BTW, I clicked the 'login' button, authenticated, and got the text below. After going back to nurph.com, I am logged in and it seems to be okay.

var NurphBarOptions = { name: 'NurphHQ', panel_type: 'link', html: '\n \n \n <\/div>\n Chat with us<\/a>\n © Nurph. 2010<\/div>\n <\/div>\n \n \n Share This:<\/li>\n Tweet It<\/a> •<\/li>\n Email<\/a> •<\/li>\n Facebook<\/a>


Sorry about that, we're working on it. In the meantime you can work around it by refreshing the page or re-visiting http://Nurph.com


The last time I saw some real time chat app made by an HNer (Edit: http://twich.me), I suggested my followers of the possibilities of using that to reduce noise made of chatting on Twitter. No one seemed to care. People don't like go off the ease of Twitter. They just chat away. Perhaps only twitter can do something for that.


http://Nurph.com/AllStartups might be of interest to the Hacker News community (Twitter @AllStartups) - it's real-time Twitter chat for startup founders.

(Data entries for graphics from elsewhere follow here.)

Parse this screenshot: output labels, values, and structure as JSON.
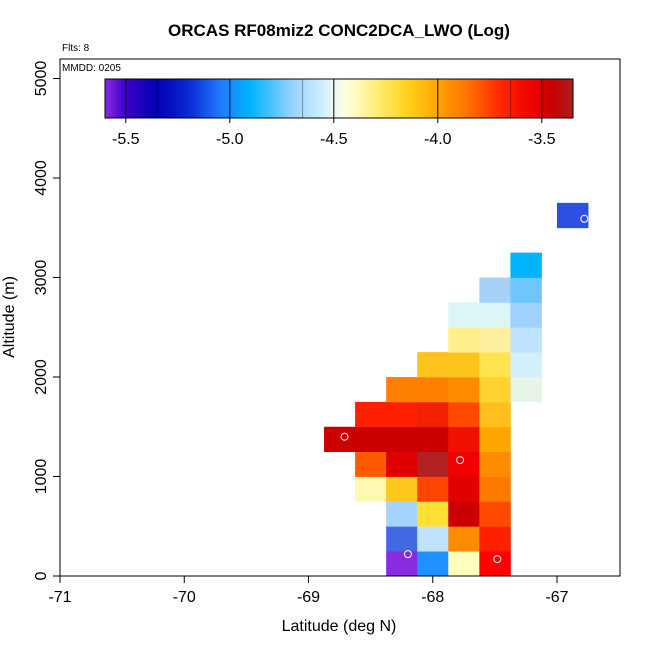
{
  "chart_data": {
    "type": "heatmap",
    "title": "ORCAS RF08miz2 CONC2DCA_LWO (Log)",
    "xlabel": "Latitude (deg N)",
    "ylabel": "Altitude (m)",
    "xlim": [
      -71,
      -66.5
    ],
    "ylim": [
      0,
      5200
    ],
    "xticks": [
      "-71",
      "-70",
      "-69",
      "-68",
      "-67"
    ],
    "yticks": [
      "0",
      "1000",
      "2000",
      "3000",
      "4000",
      "5000"
    ],
    "flights_label": "Flts: 8",
    "mmdd_label": "MMDD: 0205",
    "colorbar": {
      "range": [
        -5.6,
        -3.35
      ],
      "ticks": [
        "-5.5",
        "-5.0",
        "-4.5",
        "-4.0",
        "-3.5"
      ],
      "stops": [
        {
          "v": -5.6,
          "c": "#8a2be2"
        },
        {
          "v": -5.5,
          "c": "#3d00c8"
        },
        {
          "v": -5.35,
          "c": "#0000b4"
        },
        {
          "v": -5.2,
          "c": "#0a28d2"
        },
        {
          "v": -5.05,
          "c": "#1e78ff"
        },
        {
          "v": -4.9,
          "c": "#00b4ff"
        },
        {
          "v": -4.7,
          "c": "#96d2ff"
        },
        {
          "v": -4.55,
          "c": "#d2f0ff"
        },
        {
          "v": -4.45,
          "c": "#ffffe6"
        },
        {
          "v": -4.3,
          "c": "#fff078"
        },
        {
          "v": -4.15,
          "c": "#ffd21e"
        },
        {
          "v": -4.0,
          "c": "#ffa500"
        },
        {
          "v": -3.85,
          "c": "#ff6e00"
        },
        {
          "v": -3.7,
          "c": "#ff2800"
        },
        {
          "v": -3.55,
          "c": "#f00000"
        },
        {
          "v": -3.45,
          "c": "#c80000"
        },
        {
          "v": -3.35,
          "c": "#aa1e1e"
        }
      ]
    },
    "cells": [
      {
        "lon": -68.25,
        "alt": 125,
        "color": "#8a2be2"
      },
      {
        "lon": -68.0,
        "alt": 125,
        "color": "#1e90ff"
      },
      {
        "lon": -67.75,
        "alt": 125,
        "color": "#ffffbe"
      },
      {
        "lon": -67.5,
        "alt": 125,
        "color": "#ff0000"
      },
      {
        "lon": -68.25,
        "alt": 375,
        "color": "#4169e1"
      },
      {
        "lon": -68.0,
        "alt": 375,
        "color": "#bfe3ff"
      },
      {
        "lon": -67.75,
        "alt": 375,
        "color": "#ff8c00"
      },
      {
        "lon": -67.5,
        "alt": 375,
        "color": "#ff2000"
      },
      {
        "lon": -68.25,
        "alt": 625,
        "color": "#a6d4ff"
      },
      {
        "lon": -68.0,
        "alt": 625,
        "color": "#ffe135"
      },
      {
        "lon": -67.75,
        "alt": 625,
        "color": "#cc0000"
      },
      {
        "lon": -67.5,
        "alt": 625,
        "color": "#ff4a00"
      },
      {
        "lon": -68.5,
        "alt": 875,
        "color": "#fff8b0"
      },
      {
        "lon": -68.25,
        "alt": 875,
        "color": "#ffc81e"
      },
      {
        "lon": -68.0,
        "alt": 875,
        "color": "#ff4500"
      },
      {
        "lon": -67.75,
        "alt": 875,
        "color": "#e00000"
      },
      {
        "lon": -67.5,
        "alt": 875,
        "color": "#ff7800"
      },
      {
        "lon": -68.5,
        "alt": 1125,
        "color": "#ff5a00"
      },
      {
        "lon": -68.25,
        "alt": 1125,
        "color": "#e00000"
      },
      {
        "lon": -68.0,
        "alt": 1125,
        "color": "#b22222"
      },
      {
        "lon": -67.75,
        "alt": 1125,
        "color": "#f00000"
      },
      {
        "lon": -67.5,
        "alt": 1125,
        "color": "#ff8c00"
      },
      {
        "lon": -68.75,
        "alt": 1375,
        "color": "#cc0000"
      },
      {
        "lon": -68.5,
        "alt": 1375,
        "color": "#cc0000"
      },
      {
        "lon": -68.25,
        "alt": 1375,
        "color": "#cc0000"
      },
      {
        "lon": -68.0,
        "alt": 1375,
        "color": "#cc0000"
      },
      {
        "lon": -67.75,
        "alt": 1375,
        "color": "#f01000"
      },
      {
        "lon": -67.5,
        "alt": 1375,
        "color": "#ffa500"
      },
      {
        "lon": -68.5,
        "alt": 1625,
        "color": "#ff2000"
      },
      {
        "lon": -68.25,
        "alt": 1625,
        "color": "#ff2000"
      },
      {
        "lon": -68.0,
        "alt": 1625,
        "color": "#f02000"
      },
      {
        "lon": -67.75,
        "alt": 1625,
        "color": "#ff4a00"
      },
      {
        "lon": -67.5,
        "alt": 1625,
        "color": "#ffbf1e"
      },
      {
        "lon": -68.25,
        "alt": 1875,
        "color": "#ff7f00"
      },
      {
        "lon": -68.0,
        "alt": 1875,
        "color": "#ff8000"
      },
      {
        "lon": -67.75,
        "alt": 1875,
        "color": "#ff8c00"
      },
      {
        "lon": -67.5,
        "alt": 1875,
        "color": "#ffd233"
      },
      {
        "lon": -67.25,
        "alt": 1875,
        "color": "#e6f5e6"
      },
      {
        "lon": -68.0,
        "alt": 2125,
        "color": "#ffc31e"
      },
      {
        "lon": -67.75,
        "alt": 2125,
        "color": "#ffc31e"
      },
      {
        "lon": -67.5,
        "alt": 2125,
        "color": "#ffe34f"
      },
      {
        "lon": -67.25,
        "alt": 2125,
        "color": "#d2f0fa"
      },
      {
        "lon": -67.75,
        "alt": 2375,
        "color": "#fff08c"
      },
      {
        "lon": -67.5,
        "alt": 2375,
        "color": "#fff0a0"
      },
      {
        "lon": -67.25,
        "alt": 2375,
        "color": "#bee4ff"
      },
      {
        "lon": -67.75,
        "alt": 2625,
        "color": "#dcf5f5"
      },
      {
        "lon": -67.5,
        "alt": 2625,
        "color": "#dcf5f5"
      },
      {
        "lon": -67.25,
        "alt": 2625,
        "color": "#a0d2ff"
      },
      {
        "lon": -67.5,
        "alt": 2875,
        "color": "#a6d2fa"
      },
      {
        "lon": -67.25,
        "alt": 2875,
        "color": "#6ec8ff"
      },
      {
        "lon": -67.25,
        "alt": 3125,
        "color": "#00b4ff"
      },
      {
        "lon": -66.875,
        "alt": 3625,
        "color": "#2d50e1",
        "w": 0.25
      }
    ],
    "markers": [
      {
        "lon": -68.71,
        "alt": 1400
      },
      {
        "lon": -67.78,
        "alt": 1165
      },
      {
        "lon": -68.2,
        "alt": 220
      },
      {
        "lon": -67.48,
        "alt": 170
      },
      {
        "lon": -66.78,
        "alt": 3590
      }
    ]
  }
}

We're chatting about the latest Apple news right now.


It seems like half the articles I read about Twitter are trying to workaround its limitations.


...and that's why there are over 300,000 Twitter applications http://twitter.com/tweetsmarter/status/26005694364778496


Also, sometimes I feel like it would be better to read Twitter in the reverse order, and with "Mark as read", just like email.

I read Twitter by going backwards, reading stuff until I read a tweet that I recall having already read.


A way to have a real time conversation with someone on the internet? What a novel concept. I guess IRC and the litany of instant messaging protocols didn't fit the need here. Hooray for re-inventing the wheel.


If it's not accessible via browser, it doesn't exist to most people.